Ohne noch einmal zu zögern öffnete die Ärztin die Tür und betrat einen ebenfalls weißen Raum mit einem Fenster am anderen Ende des Zimmers. Langsam folgte ich ihr und meine Mutter schloss die Tür hinter uns. Rechts ging eine Tür in ein kleines Badezimmer ab. Immerhin ein Rückzugsort.
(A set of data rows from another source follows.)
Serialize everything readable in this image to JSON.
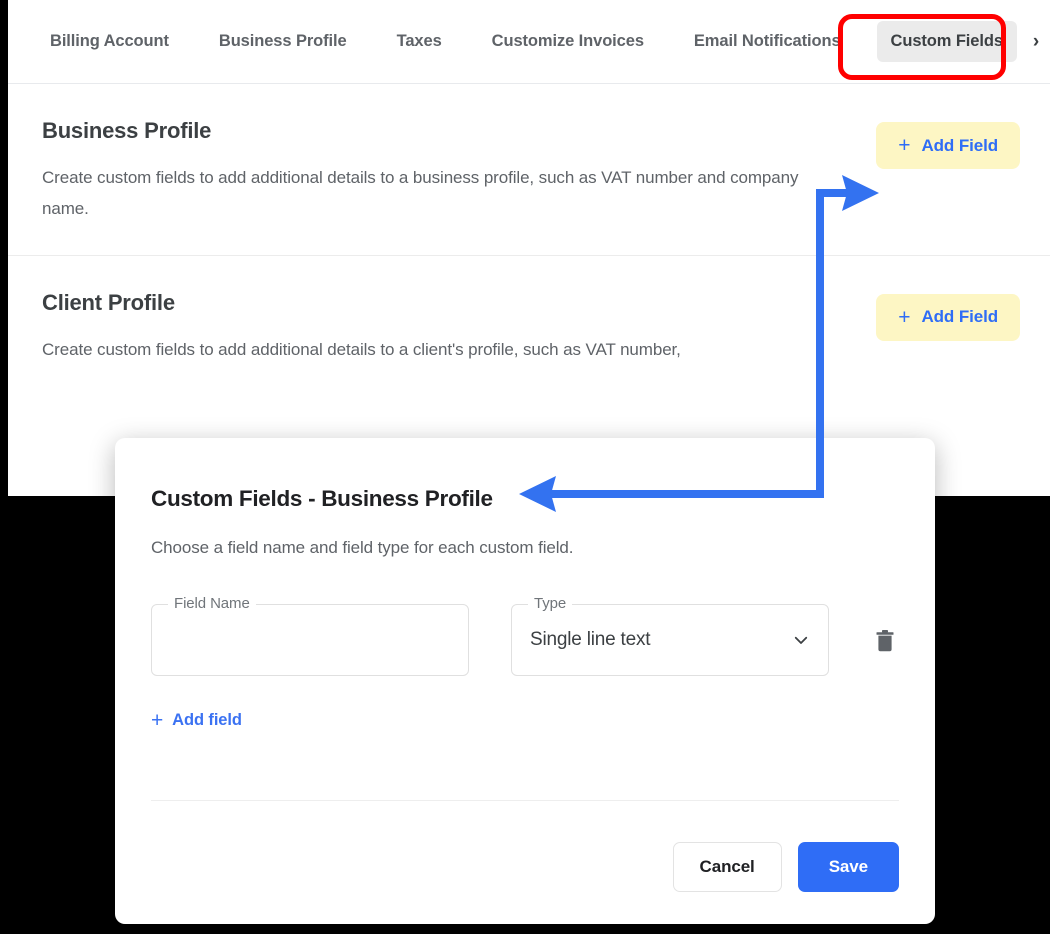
{
  "colors": {
    "accent_blue": "#2f6df6",
    "annotation_blue": "#3372f0",
    "annotation_red": "#ff0000",
    "highlight_yellow": "#fdf6c4",
    "active_tab_bg": "#ebebeb"
  },
  "tabs": {
    "items": [
      {
        "label": "Billing Account",
        "active": false
      },
      {
        "label": "Business Profile",
        "active": false
      },
      {
        "label": "Taxes",
        "active": false
      },
      {
        "label": "Customize Invoices",
        "active": false
      },
      {
        "label": "Email Notifications",
        "active": false
      },
      {
        "label": "Custom Fields",
        "active": true
      }
    ],
    "next_label": "›"
  },
  "sections": [
    {
      "title": "Business Profile",
      "description": "Create custom fields to add additional details to a business profile, such as VAT number and company name.",
      "button": {
        "plus": "+",
        "label": "Add Field"
      }
    },
    {
      "title": "Client Profile",
      "description": "Create custom fields to add additional details to a client's profile, such as VAT number,",
      "button": {
        "plus": "+",
        "label": "Add Field"
      }
    }
  ],
  "modal": {
    "title": "Custom Fields - Business Profile",
    "subtitle": "Choose a field name and field type for each custom field.",
    "rows": [
      {
        "name_label": "Field Name",
        "name_value": "",
        "name_placeholder": "",
        "type_label": "Type",
        "type_value": "Single line text"
      }
    ],
    "add_field_link": {
      "plus": "+",
      "label": "Add field"
    },
    "actions": {
      "cancel_label": "Cancel",
      "save_label": "Save"
    }
  }
}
Ansonsten war das Zimmer karg eingerichtet, zwei Betten, ein Tisch mit zwei Stühlen und ein Schrank links neben mir. Das Fenster hatte eine dickere Scheibe als die Fenster, die ich kannte. Eben ein Gefängnis.
Erst jetzt viel mir das Mädchen auf dem rechten Bett auf. Sie hatte einen schwarzen Hoodie an und hatte die Kapuze verdeckte ihr Gesicht. Sie saß mit angezogenen Beinen an die Wand gelehnt und sah nicht mal auf. Noch jemand,der keine Lust auf dieses Gefängnis hat, dachte ich und wandte den Blick zu meiner Mutter. Auch sie starrte das Mädchen an.
,,Fenja, das ist deine neue Zimmergenossin Anna", meinte die Ärztin, doch auch jetzt schaute das Mädchen nicht auf, ,,Sie sollten nun gehen, Frau Strunk", sagte die Ärztin dann zu meiner Mutter und sie umarmte mich nocheinmal. Dann ging sie und auch die Ärztin sah noch einmal zu Fenja, die sich immer noch nicht gerührt hatte. Dann ging auch sie.

Als sich die Tür schloss umgab mich zum ersten Mal in diesem Gebäude Stille. ,,Hallo", sagte ich zu dem Mädchen in der Hoffnung endlich einmal beachtet zu werden, doch sie rührte sich immer noch nicht. Also began ich meine Klamotten in die linke Schrankseite zu sortieren. Dabei fiel mein Blick auf Fenjas Klamottenstapel, schwarze und graue Pullover, keine anderen Farben. Ich sah kurz etwas verwirrt zu Fenja, die immernoch so dasaß und auf den Boden starrte.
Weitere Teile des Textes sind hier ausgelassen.